RBI has also seen results from its international expansion. The company currently has more than 26,000 restaurants worldwide and wants to grow to more than 40,000 across its three chains over the next decade. Burger King has seen particularly strong results in China, India, Brazil and Spain.
Popeyes has recently announced new franchisee partnerships in China and Spain. Tim Hortons has been growing in Asia recently, with its 15th store just opened in China, and recently announced plans to expand in Thailand.
On the home front, sales of cold beverages were impacted by colder spring weather and underperformance of the Oreo Iced Capp. And Tim Hortons is focusing on improving sagging lunch sales, which failed to get a boost from the launch of an inexpensive chicken sandwich.
The chain has also been working on improving the consistency of the coffee it sells, Mr. Macedo said, which has been well received. It has been developing new equipment, such as an oven for hot sandwiches and coffee machines that heat the pots from all sides – rather than a higher-heat bottom burner that can affect flavour.
“It’s the biggest thing we’re doing,” Mr. Macedo said of the coffee adjustments.
Tim Hortons’ new loyalty program has reached more than seven-million users in its first few months, and loyalty members now account for half of the chain’s daily orders. So far, loyalty is not impacting sales, but the company expects it will help them with more personalized marketing.

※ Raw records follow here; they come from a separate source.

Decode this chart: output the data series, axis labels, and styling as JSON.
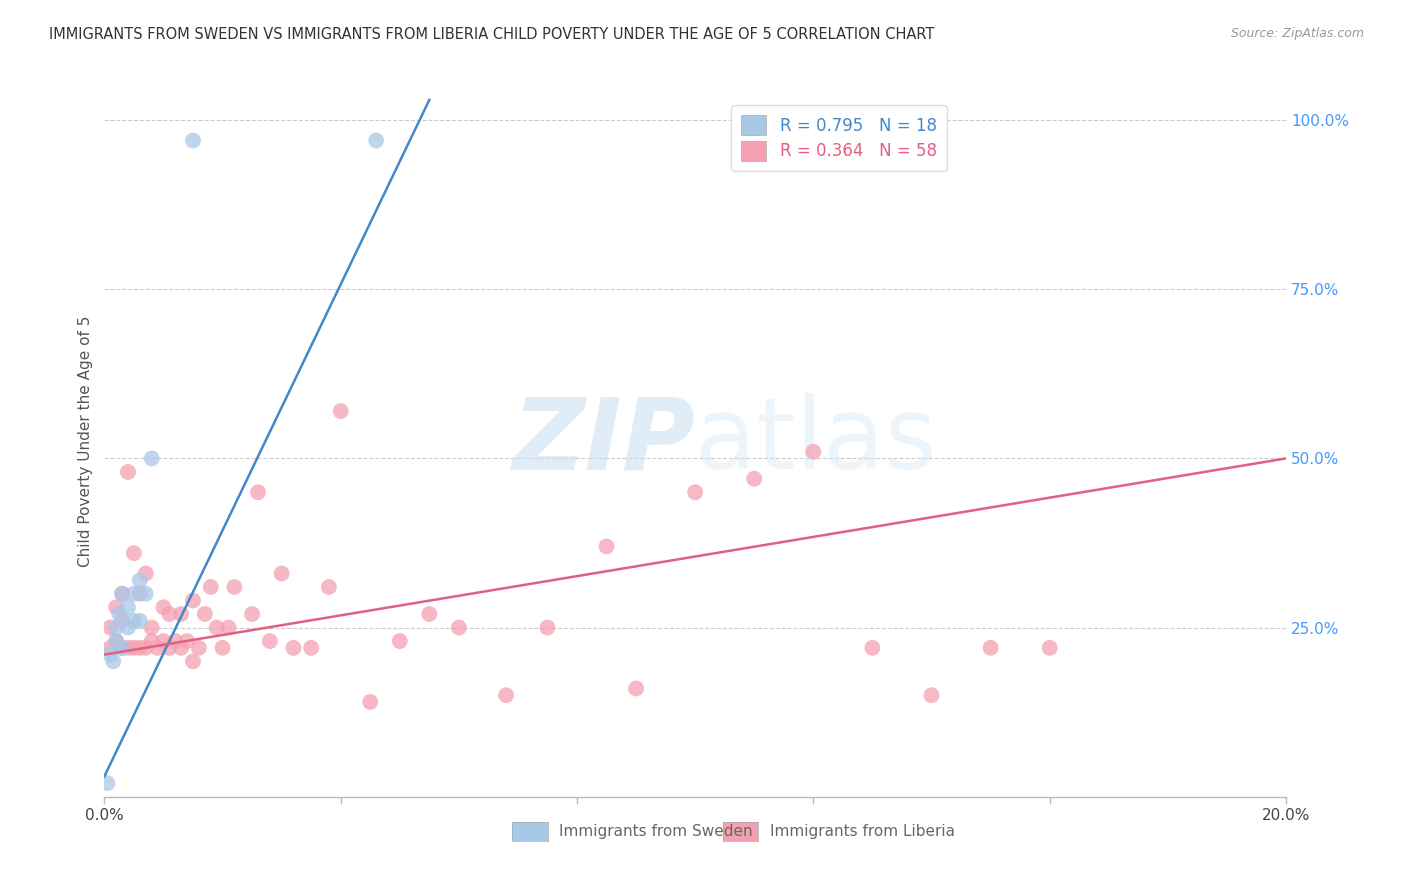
{
  "title": "IMMIGRANTS FROM SWEDEN VS IMMIGRANTS FROM LIBERIA CHILD POVERTY UNDER THE AGE OF 5 CORRELATION CHART",
  "source": "Source: ZipAtlas.com",
  "xlabel_sweden": "Immigrants from Sweden",
  "xlabel_liberia": "Immigrants from Liberia",
  "ylabel": "Child Poverty Under the Age of 5",
  "xlim": [
    0.0,
    0.2
  ],
  "ylim": [
    0.0,
    1.05
  ],
  "yticks": [
    0.25,
    0.5,
    0.75,
    1.0
  ],
  "ytick_labels": [
    "25.0%",
    "50.0%",
    "75.0%",
    "100.0%"
  ],
  "xticks": [
    0.0,
    0.04,
    0.08,
    0.12,
    0.16,
    0.2
  ],
  "xtick_labels": [
    "0.0%",
    "",
    "",
    "",
    "",
    "20.0%"
  ],
  "legend_sweden_R": "0.795",
  "legend_sweden_N": "18",
  "legend_liberia_R": "0.364",
  "legend_liberia_N": "58",
  "sweden_color": "#a8c8e8",
  "liberia_color": "#f4a0b0",
  "sweden_line_color": "#4488cc",
  "liberia_line_color": "#e06080",
  "watermark_zip": "ZIP",
  "watermark_atlas": "atlas",
  "sweden_x": [
    0.0005,
    0.001,
    0.0015,
    0.002,
    0.002,
    0.0025,
    0.003,
    0.003,
    0.004,
    0.004,
    0.005,
    0.005,
    0.006,
    0.006,
    0.007,
    0.008,
    0.015,
    0.046
  ],
  "sweden_y": [
    0.02,
    0.21,
    0.2,
    0.23,
    0.25,
    0.27,
    0.22,
    0.3,
    0.25,
    0.28,
    0.26,
    0.3,
    0.26,
    0.32,
    0.3,
    0.5,
    0.97,
    0.97
  ],
  "liberia_x": [
    0.001,
    0.001,
    0.002,
    0.002,
    0.003,
    0.003,
    0.003,
    0.004,
    0.004,
    0.005,
    0.005,
    0.006,
    0.006,
    0.007,
    0.007,
    0.008,
    0.008,
    0.009,
    0.01,
    0.01,
    0.011,
    0.011,
    0.012,
    0.013,
    0.013,
    0.014,
    0.015,
    0.015,
    0.016,
    0.017,
    0.018,
    0.019,
    0.02,
    0.021,
    0.022,
    0.025,
    0.026,
    0.028,
    0.03,
    0.032,
    0.035,
    0.038,
    0.04,
    0.045,
    0.05,
    0.055,
    0.06,
    0.068,
    0.075,
    0.085,
    0.09,
    0.1,
    0.11,
    0.12,
    0.13,
    0.14,
    0.15,
    0.16
  ],
  "liberia_y": [
    0.22,
    0.25,
    0.23,
    0.28,
    0.22,
    0.26,
    0.3,
    0.22,
    0.48,
    0.22,
    0.36,
    0.22,
    0.3,
    0.22,
    0.33,
    0.23,
    0.25,
    0.22,
    0.23,
    0.28,
    0.22,
    0.27,
    0.23,
    0.22,
    0.27,
    0.23,
    0.2,
    0.29,
    0.22,
    0.27,
    0.31,
    0.25,
    0.22,
    0.25,
    0.31,
    0.27,
    0.45,
    0.23,
    0.33,
    0.22,
    0.22,
    0.31,
    0.57,
    0.14,
    0.23,
    0.27,
    0.25,
    0.15,
    0.25,
    0.37,
    0.16,
    0.45,
    0.47,
    0.51,
    0.22,
    0.15,
    0.22,
    0.22
  ],
  "sweden_line_x": [
    0.0,
    0.055
  ],
  "sweden_line_y": [
    0.03,
    1.03
  ],
  "liberia_line_x": [
    0.0,
    0.2
  ],
  "liberia_line_y": [
    0.21,
    0.5
  ]
}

“It’s been shocking to us, the amount of information we’ve been able to get from our guests,” Mr. Macedo said. Knowing customers’ habits can allow the chain to have orders ready for frequent visitors at their usual time, and to offer them incentives to visit at different times of day. Currently most members use a loyalty card, but Tim Hortons is working on converting users to its mobile app to make it easier to offer those personalized promotions.
Restaurant Brands revenue rose 4.2 per cent in the second quarter, to US$1.4-billion, driven by expansion in the number of its restaurants. Same-store sales grew 3.6 per cent at Burger King, 3 per cent at Popeyes, and 0.5 per cent at Tim Hortons.
RBI’s net income fell 18 per cent in the three months ended June 30, to US$257-million.